Problem Interface (i_problem)¶
- class pypint.problems.i_problem.IProblem(*args, **kwargs)[source]¶
Bases: builtins.object
Basic interface for all problems of type \(u'(t,\phi(t))=F(t,\phi(t))\)
- __init__(*args, **kwargs)[source]¶
Parameters: - rhs_function_wrt_time (callable) – Function describing the right hand side of the problem equation. Two arguments are required, the first being the time point \(t\) and the second the time-dependent value \(\phi(t)\).
- time_start (float) – Start of the time interval to integrate over.
- time_end (float) – End of the time interval to integrate over.
- dim (tuple) – Number of spacial dimensions, i.e. number of degrees of freedom including shape of spacial points. The first elements denote the number of spacial dimensions (default=``1``) and the last the number of degrees of freedom (variables) at each spacial point. Defaults to (1, 1).
- strings (dict) –
(optional) String representation of problem for logging output.
- rhs_wrt_time : str
- string representation of the right hand side w.r.t. time
Examples
>>> # default Problem >>> prob = IProblem() >>> prob.dim (1, 1) >>> # Problem with two spacial dimensions and one variable at each point >>> prob = IProblem(dim=(2, 3, 1)) >>> prob.dim (2, 3, 1) >>> prob.spacial_dim (2, 3) >>> prob.num_spacial_points 6 >>> prob.dofs_per_point 1
- evaluate_wrt_time(time, phi_of_time, **kwargs)[source]¶
Evaluates given right hand side at given time and with given time-dependent value.
Parameters: - time (float) – Time point \(t\)
- phi_of_time (numpy.ndarray) – Time-dependent data.
- partial (str or None) – (optional) Specifying whether only a certain part of the problem function should be evaluated. E.g. useful for semi-implicit SDC where the imaginary part of the function is explicitly evaluated and the real part of the function implicitly. Usually it is one of None, impl or expl.
Returns: rhs_value
Return type: numpy.ndarray
Raises: ValueError – if time or phi_of_time are not of correct type.

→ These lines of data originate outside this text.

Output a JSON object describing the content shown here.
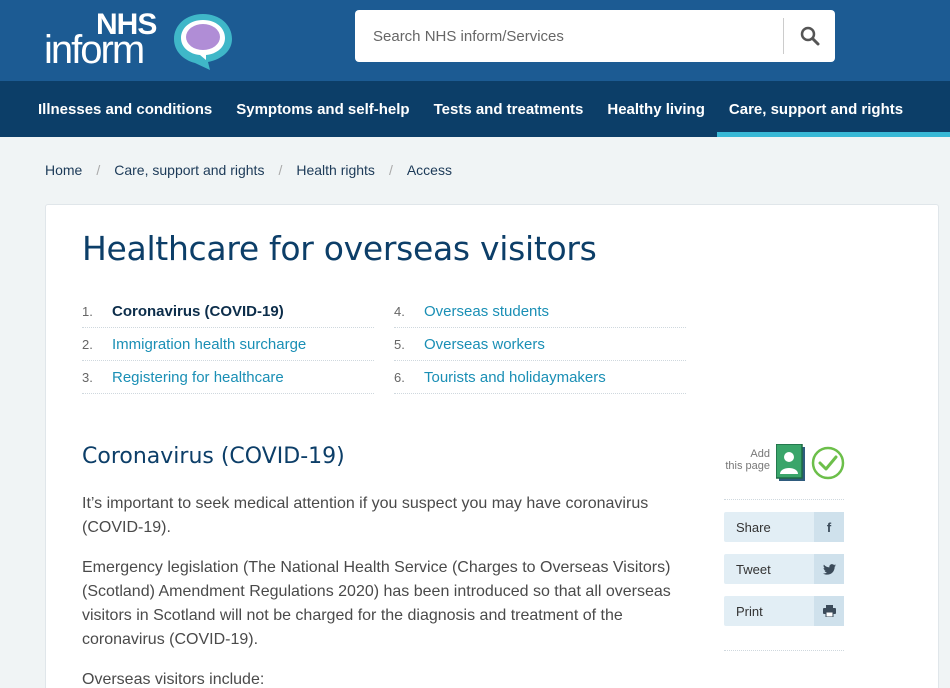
{
  "header": {
    "logo": {
      "nhs": "NHS",
      "inform": "inform"
    },
    "search": {
      "placeholder": "Search NHS inform/Services",
      "icon": "search-icon"
    }
  },
  "nav": {
    "items": [
      {
        "label": "Illnesses and conditions"
      },
      {
        "label": "Symptoms and self-help"
      },
      {
        "label": "Tests and treatments"
      },
      {
        "label": "Healthy living"
      },
      {
        "label": "Care, support and rights",
        "active": true
      }
    ]
  },
  "breadcrumb": [
    "Home",
    "Care, support and rights",
    "Health rights",
    "Access"
  ],
  "page": {
    "title": "Healthcare for overseas visitors",
    "toc": [
      {
        "num": "1.",
        "label": "Coronavirus (COVID-19)",
        "current": true
      },
      {
        "num": "2.",
        "label": "Immigration health surcharge"
      },
      {
        "num": "3.",
        "label": "Registering for healthcare"
      },
      {
        "num": "4.",
        "label": "Overseas students"
      },
      {
        "num": "5.",
        "label": "Overseas workers"
      },
      {
        "num": "6.",
        "label": "Tourists and holidaymakers"
      }
    ],
    "section_heading": "Coronavirus (COVID-19)",
    "paragraphs": [
      "It’s important to seek medical attention if you suspect you may have coronavirus (COVID-19).",
      "Emergency legislation (The National Health Service (Charges to Overseas Visitors) (Scotland) Amendment Regulations 2020) has been introduced so that all overseas visitors in Scotland will not be charged for the diagnosis and treatment of the coronavirus (COVID-19).",
      "Overseas visitors include:"
    ]
  },
  "tools": {
    "add_page": {
      "line1": "Add",
      "line2": "this page"
    },
    "share": {
      "label": "Share",
      "icon": "f"
    },
    "tweet": {
      "label": "Tweet",
      "icon": "twitter-icon"
    },
    "print": {
      "label": "Print",
      "icon": "print-icon"
    }
  },
  "colors": {
    "header_blue": "#1c5b93",
    "nav_dark": "#0c3e68",
    "accent_cyan": "#38b8d6",
    "link": "#1a8fb5",
    "check_green": "#6cbf4a"
  }
}
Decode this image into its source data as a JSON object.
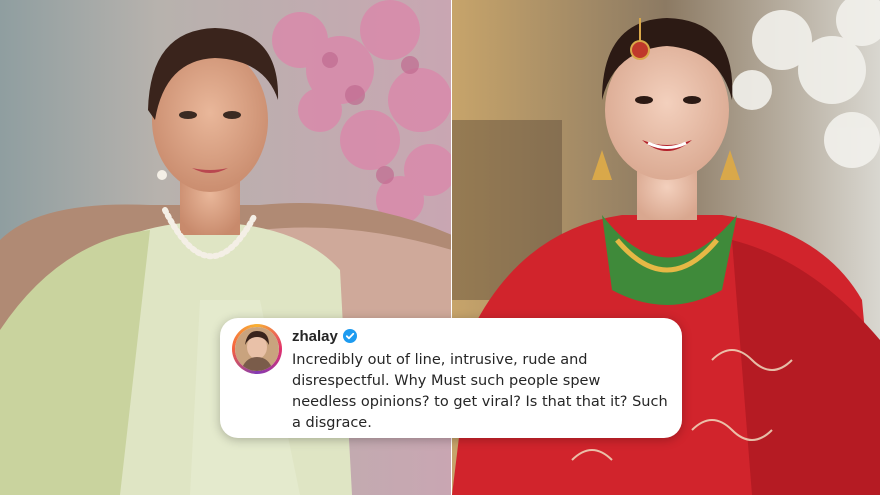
{
  "comment": {
    "username": "zhalay",
    "verified": true,
    "text": "Incredibly out of line, intrusive, rude and disrespectful. Why Must such people spew needless opinions? to get viral? Is that that it? Such a disgrace."
  },
  "icons": {
    "avatar": "profile-photo",
    "verified": "verified-badge-icon"
  },
  "colors": {
    "verified_badge": "#1d9bf0",
    "avatar_ring": "#e1306c",
    "left_dress": "#dfe5c4",
    "right_dress": "#d1242c"
  }
}
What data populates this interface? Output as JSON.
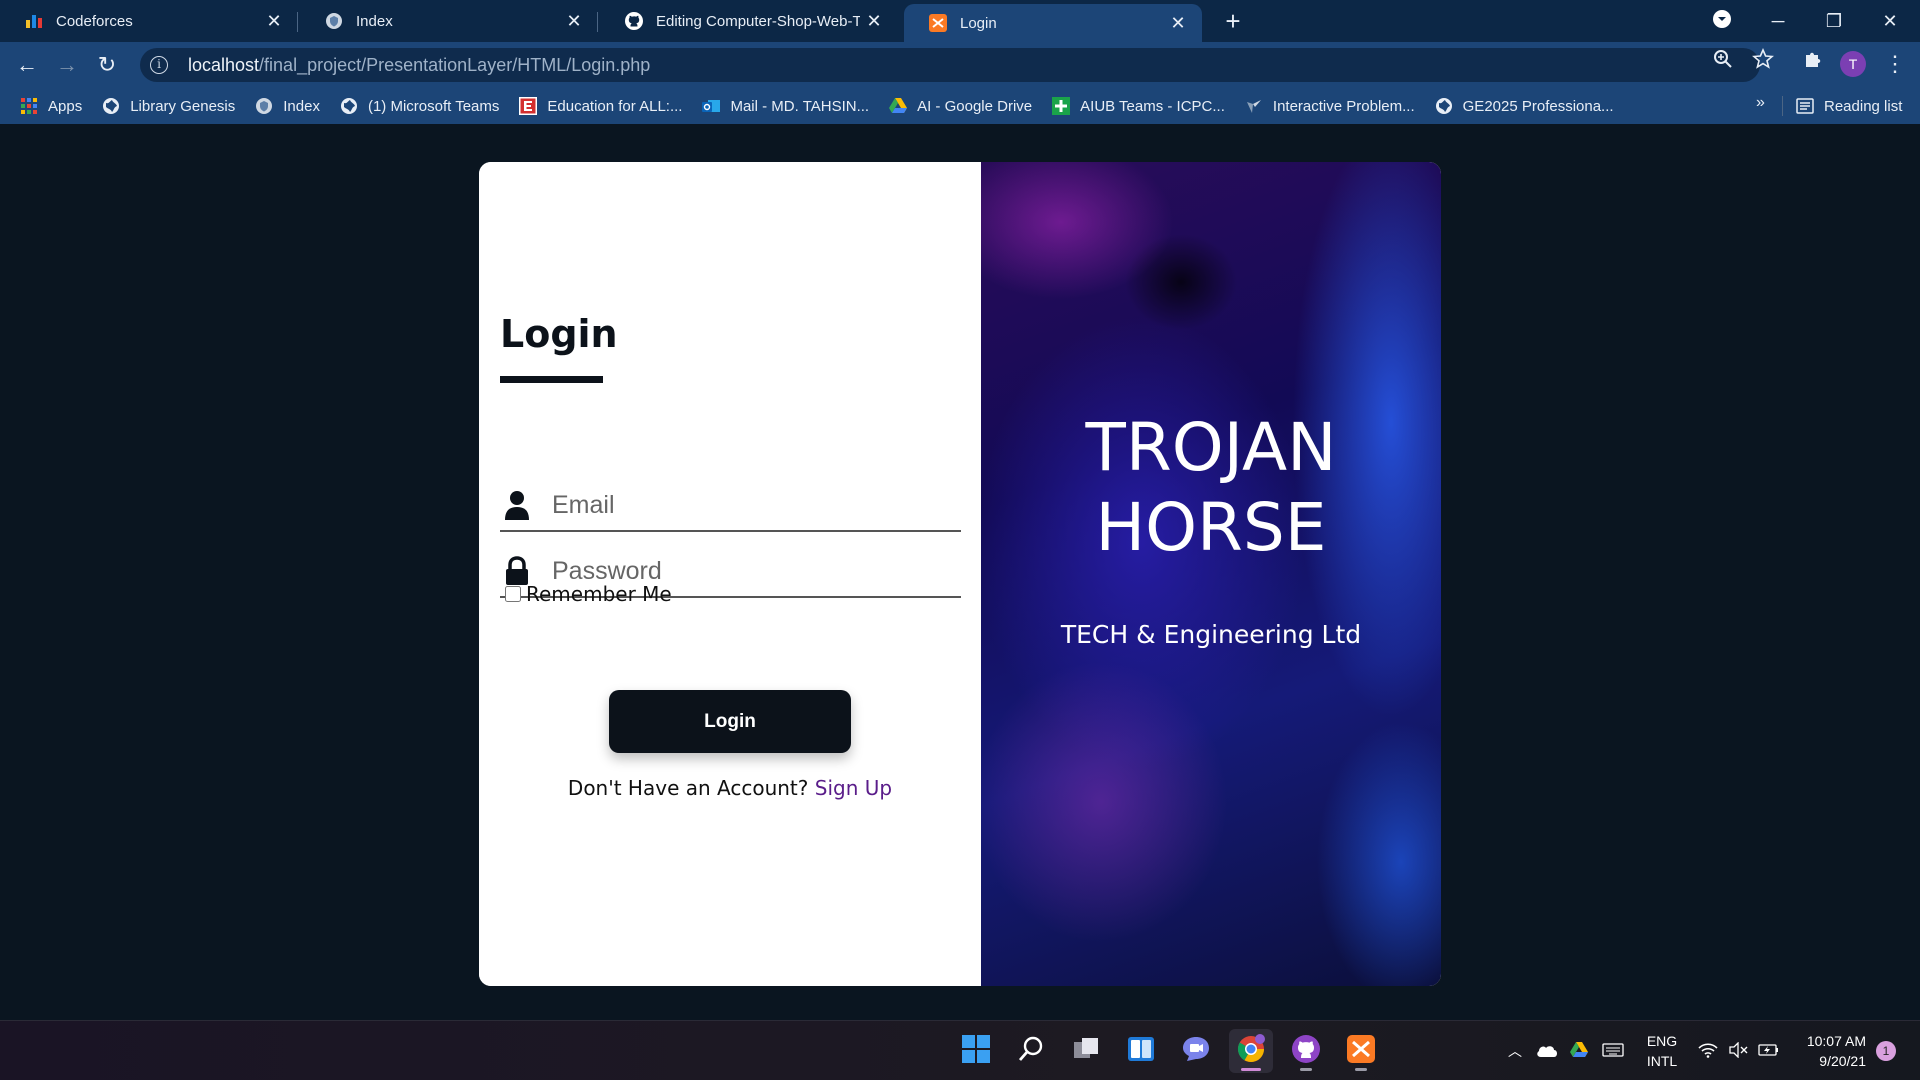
{
  "browser": {
    "tabs": [
      {
        "title": "Codeforces",
        "icon": "codeforces-icon"
      },
      {
        "title": "Index",
        "icon": "globe-shield-icon"
      },
      {
        "title": "Editing Computer-Shop-Web-Tec",
        "icon": "github-icon"
      },
      {
        "title": "Login",
        "icon": "xampp-icon",
        "active": true
      }
    ],
    "url_host": "localhost",
    "url_path": "/final_project/PresentationLayer/HTML/Login.php",
    "profile_initial": "T",
    "bookmarks": [
      {
        "label": "Apps",
        "icon": "apps-grid-icon"
      },
      {
        "label": "Library Genesis",
        "icon": "globe-icon"
      },
      {
        "label": "Index",
        "icon": "globe-shield-icon"
      },
      {
        "label": "(1) Microsoft Teams",
        "icon": "globe-icon"
      },
      {
        "label": "Education for ALL:...",
        "icon": "education-icon"
      },
      {
        "label": "Mail - MD. TAHSIN...",
        "icon": "outlook-icon"
      },
      {
        "label": "AI - Google Drive",
        "icon": "google-drive-icon"
      },
      {
        "label": "AIUB Teams - ICPC...",
        "icon": "plus-icon"
      },
      {
        "label": "Interactive Problem...",
        "icon": "codeforces-icon"
      },
      {
        "label": "GE2025 Professiona...",
        "icon": "globe-icon"
      }
    ],
    "bookmarks_more": "»",
    "reading_list": "Reading list"
  },
  "login": {
    "title": "Login",
    "email_placeholder": "Email",
    "password_placeholder": "Password",
    "remember_label": "Remember Me",
    "button_label": "Login",
    "signup_prompt": "Don't Have an Account?",
    "signup_link": "Sign Up"
  },
  "brand": {
    "name_line1": "TROJAN",
    "name_line2": "HORSE",
    "tagline": "TECH & Engineering Ltd"
  },
  "taskbar": {
    "lang_line1": "ENG",
    "lang_line2": "INTL",
    "time": "10:07 AM",
    "date": "9/20/21",
    "notifications": "1"
  },
  "colors": {
    "page_bg": "#0a1520",
    "button_bg": "#0c121a",
    "link": "#5a1d8a",
    "chrome_toolbar": "#1c4577"
  }
}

- implicit_solve(next_x, func, method='hybr', **kwargs)[source]¶
A solver for implicit equations.
Finds the implicitly defined \(x_{i+1}\) for the given right hand side function \(f(x_{i+1})\), such that \(x_{i+1}=f(x_{i+1})\).
Parameters: - next_x (numpy.ndarray) – A starting guess for the implicitly defined value.
- rhs_call (callable) – The right hand side function depending on the implicitly defined new value.
- method (str) – (optional, default=``hybr``) Method fo the root finding algorithm. See scipy.optimize.root <http://docs.scipy.org/doc/scipy/reference/generated/scipy.optimize.root.html#scipy.optimize.root> for details.
Returns: next_x – The calculated new value.
Return type: numpy.ndarray
Raises: - ValueError –
- if next_x is not a numpy.ndarray of shape IProblem.dim
- if fun is not callable
- if computed solution is not a :py:class:`numpy.ndarray
- UserWarning – If the implicit solver did not converged, i.e. the solution object’s success is not True.
- __weakref__¶
list of weak references to the object (if defined)
- dim[source]¶
Read-only accessor for the spacial degrees of freedom of the problem
Returns: dofs – First elements denotes shape of spacial points; the last element the number degrees of freedom (i.e. variables) at each spacial point. Return type: tuple
- dim_for_time_solver[source]¶
Dimension of array for Time Solvers
This shape is used for the arrays of time solvers, which do not need to know the spacial shape of the spacial points.
Returns: dim_for_time_solver – First element is the total number of spacial points (num_spacial_points) and the second element the number of variables per spacial point (dofs_per_point). Return type: tuple
- num_spacial_points[source]¶
Total number of spacial points
Returns: num_spacial_points – product of the elements of spacial_dim Return type: int
- numeric_type[source]¶
Accessor for the numerical type of the problem values.
Parameters: numeric_type (numpy.dtype) – Usually it is numpy.float64 or numpy.complex16 Returns: numeric_type Return type: numpy.dtype Raises: ValueError – If numeric_type is not a numpy.dtype.